The company said it would pay US$200 million of the settlement in the quarter ending June 30. The agreement dismisses with prejudice all litigation between the companies, including overseas, with Broadcom agreeing to withdraw its complaints to the European Commission and the Korea Fair Trade Commission.

Qualcomm said the terms of the agreement won’t change its 3G and 4G licensing revenue model. The company’s chips are used in many of the world’s cellphones, and it also licenses technology to wireless communications companies.

Under the agreement, the companies have granted certain patent rights to each other. However, neither company’s customers receive rights to patents related to chip products incorporated into non-cellphone products and equipment.

“The settlement will allow us to direct our full attention and resources to continuing to innovate, improving our competitive position in this economic downturn and growing demand for wireless products and services,” Qualcomm chairman and CEO Paul Jacobs said in a statement.

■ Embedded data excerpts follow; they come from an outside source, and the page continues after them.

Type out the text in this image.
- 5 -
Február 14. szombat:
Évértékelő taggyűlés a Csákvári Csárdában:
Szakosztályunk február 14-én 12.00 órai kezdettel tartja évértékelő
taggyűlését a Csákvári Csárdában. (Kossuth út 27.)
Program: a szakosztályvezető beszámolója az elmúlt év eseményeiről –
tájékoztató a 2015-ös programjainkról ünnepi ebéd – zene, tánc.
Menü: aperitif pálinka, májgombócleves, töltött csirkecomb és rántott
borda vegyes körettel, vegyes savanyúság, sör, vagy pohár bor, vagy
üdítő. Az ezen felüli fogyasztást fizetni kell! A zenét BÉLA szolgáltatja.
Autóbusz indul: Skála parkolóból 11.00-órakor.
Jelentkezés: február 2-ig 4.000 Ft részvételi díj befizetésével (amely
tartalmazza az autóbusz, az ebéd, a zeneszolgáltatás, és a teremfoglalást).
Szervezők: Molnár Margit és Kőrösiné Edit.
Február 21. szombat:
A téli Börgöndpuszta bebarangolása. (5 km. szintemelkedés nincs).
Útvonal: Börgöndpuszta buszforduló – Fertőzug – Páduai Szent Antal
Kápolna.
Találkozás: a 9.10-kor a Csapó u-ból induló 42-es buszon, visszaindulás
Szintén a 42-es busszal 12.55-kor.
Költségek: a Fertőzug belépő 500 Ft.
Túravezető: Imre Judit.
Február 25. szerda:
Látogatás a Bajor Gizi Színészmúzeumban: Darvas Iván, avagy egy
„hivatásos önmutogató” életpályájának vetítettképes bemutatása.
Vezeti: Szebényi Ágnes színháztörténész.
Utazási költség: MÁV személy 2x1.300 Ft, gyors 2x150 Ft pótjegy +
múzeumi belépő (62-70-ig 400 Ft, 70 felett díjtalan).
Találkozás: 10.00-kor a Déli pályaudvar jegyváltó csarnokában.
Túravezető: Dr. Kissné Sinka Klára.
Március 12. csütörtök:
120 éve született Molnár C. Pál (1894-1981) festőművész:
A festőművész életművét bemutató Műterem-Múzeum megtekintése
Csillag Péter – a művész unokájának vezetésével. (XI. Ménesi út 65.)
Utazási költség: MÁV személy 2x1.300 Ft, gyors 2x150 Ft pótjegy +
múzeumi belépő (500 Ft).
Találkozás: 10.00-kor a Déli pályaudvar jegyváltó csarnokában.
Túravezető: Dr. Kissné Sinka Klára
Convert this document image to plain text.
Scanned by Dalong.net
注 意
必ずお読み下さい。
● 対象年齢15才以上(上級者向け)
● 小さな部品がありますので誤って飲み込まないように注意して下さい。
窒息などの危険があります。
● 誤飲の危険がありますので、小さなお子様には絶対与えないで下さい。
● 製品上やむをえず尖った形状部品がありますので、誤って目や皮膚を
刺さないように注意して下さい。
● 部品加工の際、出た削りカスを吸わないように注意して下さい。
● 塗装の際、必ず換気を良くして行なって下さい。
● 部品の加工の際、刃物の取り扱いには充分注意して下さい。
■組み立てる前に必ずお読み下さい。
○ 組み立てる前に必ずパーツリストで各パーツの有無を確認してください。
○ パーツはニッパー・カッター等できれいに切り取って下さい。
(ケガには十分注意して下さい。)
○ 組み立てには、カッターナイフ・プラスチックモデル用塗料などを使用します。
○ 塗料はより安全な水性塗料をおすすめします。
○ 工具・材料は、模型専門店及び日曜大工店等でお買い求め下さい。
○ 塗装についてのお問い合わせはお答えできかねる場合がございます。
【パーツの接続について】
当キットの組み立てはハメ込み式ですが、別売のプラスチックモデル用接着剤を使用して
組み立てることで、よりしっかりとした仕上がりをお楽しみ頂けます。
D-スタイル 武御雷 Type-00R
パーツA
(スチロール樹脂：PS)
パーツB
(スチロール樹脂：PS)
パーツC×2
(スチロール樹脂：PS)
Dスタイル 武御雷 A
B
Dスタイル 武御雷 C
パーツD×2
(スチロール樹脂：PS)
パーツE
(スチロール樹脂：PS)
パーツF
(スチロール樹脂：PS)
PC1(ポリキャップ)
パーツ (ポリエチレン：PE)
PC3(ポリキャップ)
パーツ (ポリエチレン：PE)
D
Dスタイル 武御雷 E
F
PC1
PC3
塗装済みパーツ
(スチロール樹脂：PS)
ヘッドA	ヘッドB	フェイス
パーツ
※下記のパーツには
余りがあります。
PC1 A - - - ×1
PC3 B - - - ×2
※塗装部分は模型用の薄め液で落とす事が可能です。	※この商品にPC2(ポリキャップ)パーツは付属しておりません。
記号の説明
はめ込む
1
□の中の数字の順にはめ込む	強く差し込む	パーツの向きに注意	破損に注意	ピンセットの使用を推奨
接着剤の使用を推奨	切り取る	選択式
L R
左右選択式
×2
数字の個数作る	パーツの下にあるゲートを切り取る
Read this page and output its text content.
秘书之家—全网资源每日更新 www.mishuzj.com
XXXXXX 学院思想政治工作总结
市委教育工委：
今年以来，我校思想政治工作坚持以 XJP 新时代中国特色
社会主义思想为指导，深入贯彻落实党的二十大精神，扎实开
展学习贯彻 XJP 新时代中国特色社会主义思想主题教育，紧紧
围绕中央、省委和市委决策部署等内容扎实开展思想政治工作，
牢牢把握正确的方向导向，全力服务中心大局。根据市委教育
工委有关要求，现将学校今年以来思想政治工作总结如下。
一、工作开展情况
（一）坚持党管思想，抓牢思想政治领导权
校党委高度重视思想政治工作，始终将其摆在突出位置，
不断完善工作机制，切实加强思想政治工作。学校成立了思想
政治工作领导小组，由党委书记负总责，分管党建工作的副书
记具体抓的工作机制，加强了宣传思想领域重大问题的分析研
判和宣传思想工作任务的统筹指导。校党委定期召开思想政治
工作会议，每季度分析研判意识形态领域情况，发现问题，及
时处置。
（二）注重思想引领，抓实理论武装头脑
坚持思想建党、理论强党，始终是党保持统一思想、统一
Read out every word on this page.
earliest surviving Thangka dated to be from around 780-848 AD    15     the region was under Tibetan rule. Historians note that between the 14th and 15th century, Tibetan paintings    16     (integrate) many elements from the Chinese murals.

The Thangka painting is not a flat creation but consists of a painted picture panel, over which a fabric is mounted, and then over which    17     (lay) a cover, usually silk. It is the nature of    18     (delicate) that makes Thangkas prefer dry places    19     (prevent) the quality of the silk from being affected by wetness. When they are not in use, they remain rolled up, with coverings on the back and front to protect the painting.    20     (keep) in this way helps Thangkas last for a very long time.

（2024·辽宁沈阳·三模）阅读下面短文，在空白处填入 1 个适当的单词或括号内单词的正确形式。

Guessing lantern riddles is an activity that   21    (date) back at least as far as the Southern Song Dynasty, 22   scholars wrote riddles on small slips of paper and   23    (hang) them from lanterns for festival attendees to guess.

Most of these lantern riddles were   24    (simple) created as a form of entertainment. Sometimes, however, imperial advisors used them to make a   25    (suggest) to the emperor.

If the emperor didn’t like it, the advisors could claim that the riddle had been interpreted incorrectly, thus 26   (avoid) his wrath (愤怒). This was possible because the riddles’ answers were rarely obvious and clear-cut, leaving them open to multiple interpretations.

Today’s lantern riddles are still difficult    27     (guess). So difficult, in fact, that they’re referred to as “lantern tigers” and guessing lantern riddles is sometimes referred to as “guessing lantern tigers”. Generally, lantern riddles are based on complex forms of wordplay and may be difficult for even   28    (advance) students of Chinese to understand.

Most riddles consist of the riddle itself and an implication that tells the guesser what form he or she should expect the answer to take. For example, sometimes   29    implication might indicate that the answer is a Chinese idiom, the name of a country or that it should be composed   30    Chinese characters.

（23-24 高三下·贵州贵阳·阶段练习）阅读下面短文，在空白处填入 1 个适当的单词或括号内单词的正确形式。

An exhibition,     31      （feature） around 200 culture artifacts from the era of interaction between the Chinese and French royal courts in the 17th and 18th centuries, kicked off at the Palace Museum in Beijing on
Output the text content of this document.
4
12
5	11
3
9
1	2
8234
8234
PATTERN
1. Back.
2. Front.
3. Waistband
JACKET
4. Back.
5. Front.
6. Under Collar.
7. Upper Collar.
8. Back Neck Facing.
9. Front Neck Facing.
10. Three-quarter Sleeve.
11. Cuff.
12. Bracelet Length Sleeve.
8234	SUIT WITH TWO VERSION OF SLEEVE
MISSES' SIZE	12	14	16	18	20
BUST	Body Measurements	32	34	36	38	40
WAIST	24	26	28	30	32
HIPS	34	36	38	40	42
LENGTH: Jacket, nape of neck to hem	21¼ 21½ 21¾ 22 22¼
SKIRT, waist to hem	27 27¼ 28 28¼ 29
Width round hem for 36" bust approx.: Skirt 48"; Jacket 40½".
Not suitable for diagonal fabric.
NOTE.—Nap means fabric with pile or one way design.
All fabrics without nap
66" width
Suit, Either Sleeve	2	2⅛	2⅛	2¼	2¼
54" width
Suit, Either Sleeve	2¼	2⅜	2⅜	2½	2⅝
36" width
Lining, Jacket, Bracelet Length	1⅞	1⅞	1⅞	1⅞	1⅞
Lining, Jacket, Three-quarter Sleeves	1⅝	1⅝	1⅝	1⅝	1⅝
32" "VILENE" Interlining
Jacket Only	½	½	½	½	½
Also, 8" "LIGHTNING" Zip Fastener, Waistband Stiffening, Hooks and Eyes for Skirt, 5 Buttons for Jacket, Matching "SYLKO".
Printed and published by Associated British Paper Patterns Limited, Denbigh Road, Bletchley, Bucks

“We have set aside our differences while addressing the needs of our customers, our shareholders and the industry,” Broadcom president and CEO Scott McGregor said.

San Diego-based Qualcomm had delayed its quarterly earnings report last week to complete settlement talks with Broadcom. The company was to post the quarter’s results yesterday.

The settlement ends years of litigation between the companies in which Broadcom had sued Qualcomm, alleging its rival was misusing its patents to suppress industry competition.

The company had argued that it only needed to identify the types of products at issue — chips used in wireless communications and handsets — to get a court order declaring the patents unenforceable.

Irvine, California-based Broadcom had also claimed the threat of patent litigation made customers reluctant to buy its chips. In May 2007 the company won US$19.6 million in damages, after a jury found Qualcomm had violated three of its chip patents.

But Qualcomm had also scored some legal victories with three consumer class-action suits against the company alleging antitrust violations thrown. The chipmaker had been accused of failing to license its technology on fair terms.